Tissue sodium content is elevated in CKD patients and has been estimated to cause a systematic overestimation in extracellular volume by about 1 dm³ in this group of patients. ²⁴ Such overestimation also explains part of the higher bioimpedance volumes found in type-2 diabetes mellitus patients presenting with increased tissue sodium levels. ²⁵

Because of the relationship between extracellular conductivity and tissue sodium one can speculate whether the measurement of extracellular conductivity at euvolemia, for example, in the limb^19,26 could serve as a measure for tissue sodium content.

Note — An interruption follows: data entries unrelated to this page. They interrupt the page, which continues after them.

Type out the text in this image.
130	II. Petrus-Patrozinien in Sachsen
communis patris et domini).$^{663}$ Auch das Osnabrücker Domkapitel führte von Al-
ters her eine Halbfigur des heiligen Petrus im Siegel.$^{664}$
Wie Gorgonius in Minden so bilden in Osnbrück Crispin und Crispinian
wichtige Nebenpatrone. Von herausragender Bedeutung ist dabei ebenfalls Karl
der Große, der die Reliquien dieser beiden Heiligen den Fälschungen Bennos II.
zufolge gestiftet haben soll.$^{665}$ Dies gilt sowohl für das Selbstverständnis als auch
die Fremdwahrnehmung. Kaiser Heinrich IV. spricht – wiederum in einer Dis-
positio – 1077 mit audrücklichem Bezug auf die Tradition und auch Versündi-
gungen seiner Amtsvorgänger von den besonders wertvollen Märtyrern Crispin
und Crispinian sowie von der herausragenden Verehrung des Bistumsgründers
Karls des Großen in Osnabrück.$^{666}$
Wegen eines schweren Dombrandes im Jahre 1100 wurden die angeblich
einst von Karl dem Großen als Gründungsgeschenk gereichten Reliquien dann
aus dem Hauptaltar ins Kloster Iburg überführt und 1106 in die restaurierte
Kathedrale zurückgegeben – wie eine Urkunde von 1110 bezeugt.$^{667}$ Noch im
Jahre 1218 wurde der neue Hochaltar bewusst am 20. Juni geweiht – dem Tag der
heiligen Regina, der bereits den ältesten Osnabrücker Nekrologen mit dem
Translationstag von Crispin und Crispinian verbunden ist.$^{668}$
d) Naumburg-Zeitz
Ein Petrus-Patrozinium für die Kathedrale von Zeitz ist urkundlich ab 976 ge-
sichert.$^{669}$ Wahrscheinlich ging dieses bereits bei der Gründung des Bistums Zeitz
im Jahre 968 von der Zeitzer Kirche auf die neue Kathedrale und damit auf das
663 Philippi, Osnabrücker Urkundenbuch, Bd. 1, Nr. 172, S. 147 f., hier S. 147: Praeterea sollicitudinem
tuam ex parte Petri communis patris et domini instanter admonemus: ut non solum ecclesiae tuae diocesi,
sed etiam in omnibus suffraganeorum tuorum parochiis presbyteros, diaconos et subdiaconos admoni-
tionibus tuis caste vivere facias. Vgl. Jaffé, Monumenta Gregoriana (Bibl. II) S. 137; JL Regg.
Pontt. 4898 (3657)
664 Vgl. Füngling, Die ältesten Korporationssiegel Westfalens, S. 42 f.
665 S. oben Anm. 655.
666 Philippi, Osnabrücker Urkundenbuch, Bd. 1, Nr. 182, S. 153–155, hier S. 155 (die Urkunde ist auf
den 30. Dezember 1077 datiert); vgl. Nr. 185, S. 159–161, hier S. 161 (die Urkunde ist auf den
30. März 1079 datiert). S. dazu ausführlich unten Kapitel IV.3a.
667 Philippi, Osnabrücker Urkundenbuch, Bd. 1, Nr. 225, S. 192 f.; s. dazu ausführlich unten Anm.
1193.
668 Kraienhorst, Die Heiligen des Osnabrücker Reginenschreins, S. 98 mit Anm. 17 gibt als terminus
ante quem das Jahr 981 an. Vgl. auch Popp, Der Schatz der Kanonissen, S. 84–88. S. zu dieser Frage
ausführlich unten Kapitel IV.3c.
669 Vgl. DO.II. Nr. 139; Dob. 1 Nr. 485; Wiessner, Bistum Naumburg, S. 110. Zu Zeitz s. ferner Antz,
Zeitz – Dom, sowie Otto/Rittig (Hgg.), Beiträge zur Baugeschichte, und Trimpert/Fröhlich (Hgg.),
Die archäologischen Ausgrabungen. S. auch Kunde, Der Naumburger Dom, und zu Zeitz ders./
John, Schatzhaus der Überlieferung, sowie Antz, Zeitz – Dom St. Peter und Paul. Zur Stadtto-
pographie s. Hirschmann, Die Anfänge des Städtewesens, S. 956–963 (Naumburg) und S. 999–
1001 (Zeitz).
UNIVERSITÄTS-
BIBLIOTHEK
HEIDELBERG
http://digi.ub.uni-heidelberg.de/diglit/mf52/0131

In conclusion, as plasma sodium concentration is more variable in the equilibrated steady state than previously anticipated, the effect of variation in pre-dialysis sodium concentration on estimation of volume overload is in the range of ±0.5 dm³. However, this effect is easily accounted for by adjusting extra- and intracellular conductivities used in bioimpedance analysis by a proportionate amount relative to a baseline conductivity under reference conditions. The adjustment is simple, especially with new dialysis machines providing an on-line plasma conductivity without additional blood sampling. Such an approach has the potential to increase the accuracy of bioimpedance based volume estimations.